Five (and a half) steps to choosing a lab

It’s that time of year again – you’ve (sort of) got the hang of your classes, you have (a short) break coming up before finals, and you (kind of) feel free to think about your future in research. Your department office, OIP, PEI, and Princeton offices you’ve never heard of are sending out long lists of opportunities to do research in fantastic, far-off places – China! France! San Francisco! The E-Quad!

Even without leaving Frick, there are all-too-many labs to choose from.

How do you choose? A few weeks ago, Stacey wrote an excellent post detailing a few of the clearinghouses researchers have for finding opportunities, and my fellow correspondents are working on a Resources for Researchers list of opportunities and support systems for researchers on-campus (watch this space). But with so many opportunities out there, it’s hard to be sure that you’re choosing the best one. Whether choosing a summer internship, a JP, or a thesis advisor, here are a few things you can think about as you pick what to apply to and listen to.

(Since I’m a biochemist, some of the following advice is particular to lab research, but much of it is worth considering on the search for field or archive research or (shudder) post-graduation jobs.)

Step One: Relax. There are many good opportunities out there, and no single scale to judge them on, so you will never know if you’ve chosen the “best” one. The key is that you (brilliant Princeton student that you are) will pick up skills, experience, and insight from any number of them. But if you go into it constantly questioning whether you would have gotten more from a different research project, you’re not going to be well-positioned to get as much possible out of whatever project you end up doing.  My first summer of research was in yeast genomics. Am I still at all interested in a future studying yeast genomics? No. But the data analysis, record-keeping, and research skills I learned will stay with me forever.

Step Two: Think of skills you have, or that you want to build upon. Even if you’re not interested in, say, shepherding E. coli or troubleshooting NMR machines in the long run, cell culture and spectroscopy are useful skills for all manner of research – if you can find a problem you’re interested in, and you can solve it while learning new skills, do it!

Step Three: Find problems you’re excited to solve, or questions you’re excited to answer. Research can often be frustrating, and if you’re not interested in the end goal, you’re going to have a tough time staying motivated in the day-to-day. It’s a lot easier to get to work when I remind myself about how wicked cool the proteins I’m designing will be if I succeed.

Maybe you’re not sure what problems you’re interested in solving.
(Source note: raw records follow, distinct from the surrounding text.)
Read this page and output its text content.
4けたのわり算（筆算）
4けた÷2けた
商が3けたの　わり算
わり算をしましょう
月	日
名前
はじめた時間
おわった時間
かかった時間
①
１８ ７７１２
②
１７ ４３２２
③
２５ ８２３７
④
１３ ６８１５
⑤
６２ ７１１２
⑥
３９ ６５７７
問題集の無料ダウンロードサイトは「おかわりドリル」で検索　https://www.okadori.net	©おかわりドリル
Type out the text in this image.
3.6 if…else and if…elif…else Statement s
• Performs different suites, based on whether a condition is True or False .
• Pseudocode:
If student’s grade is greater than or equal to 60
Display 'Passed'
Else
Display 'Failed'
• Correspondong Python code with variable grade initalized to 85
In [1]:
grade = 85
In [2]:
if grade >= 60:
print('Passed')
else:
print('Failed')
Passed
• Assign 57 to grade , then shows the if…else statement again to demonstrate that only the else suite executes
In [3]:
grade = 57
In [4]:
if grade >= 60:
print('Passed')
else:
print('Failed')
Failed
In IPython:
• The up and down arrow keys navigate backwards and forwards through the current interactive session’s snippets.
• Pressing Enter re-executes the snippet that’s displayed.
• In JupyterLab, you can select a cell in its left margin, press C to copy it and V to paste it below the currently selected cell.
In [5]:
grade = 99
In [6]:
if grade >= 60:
Talking to older students about their work, attending guest lectures, and even pursuing interesting questions in class can help point you in the right direction (or one of many right directions). Somewhere, you’ll feel that tingle of excitement — this research could be onto something really freaking cool. Follow that instinct.

I'm happy with the combination of mentorship and independence I've found in the Hecht lab (look at that smile!)
I’m happy with the mentorship and independence I’ve found in the Hecht lab (look at that smile!)

Step Four: Find a good lab environment. Some labs are their own universes, with sub-groups, semi-annual retreats, cliques, and inside jokes, all overseen by a PI who’s rather distant from the day-to-day. Others are miniscule: the lab I worked in freshman summer was me, my PI, and two lab techs. There are advantages to both. In small labs you’ll often have the chance to work side-by-side with your PI to directly benefit from the expertise of scientists at the pinnacle of their fields — as an added bonus, they’ll know you better for that all-important rec letter. In large labs you’ll have many more students to learn from and bounce ideas off of regarding your research and, if they’re a few years more experienced than you, regarding your life and future. I’m a fan of the mid-size lab, which I think provides a happy medium, but you should find the one which best serves your personality and needs. Whatever size you choose, make sure the grad students seem genuinely happy and sane: both your research and your well-being will benefit.

Step Four-and-a-half: This should be obvious, and it’s seldom a problem, but make sure you actually like the people in your lab. Especially as an undergrad, there’s no reason to toil under a research advisor or mentor you don’t work well with. Nobody benefits from that.

A diamond may be forever, but an undergrad research project certainly isn’t.

Step Five: Don’t be afraid to try something you wouldn’t think of trying! A diamond may be forever, but an undergrad research project certainly isn’t. Even if it’s your senior thesis, you’re not going to be locked into this niche for the rest of your career. Nothing beats hands-on experience for figuring out what research projects excite you. And if it turns out that’s not the project you want to devote your life to, that’s OK too. You’ll pick up new skills, contribute to the group, and move on: older, smarter and, perhaps, wiser.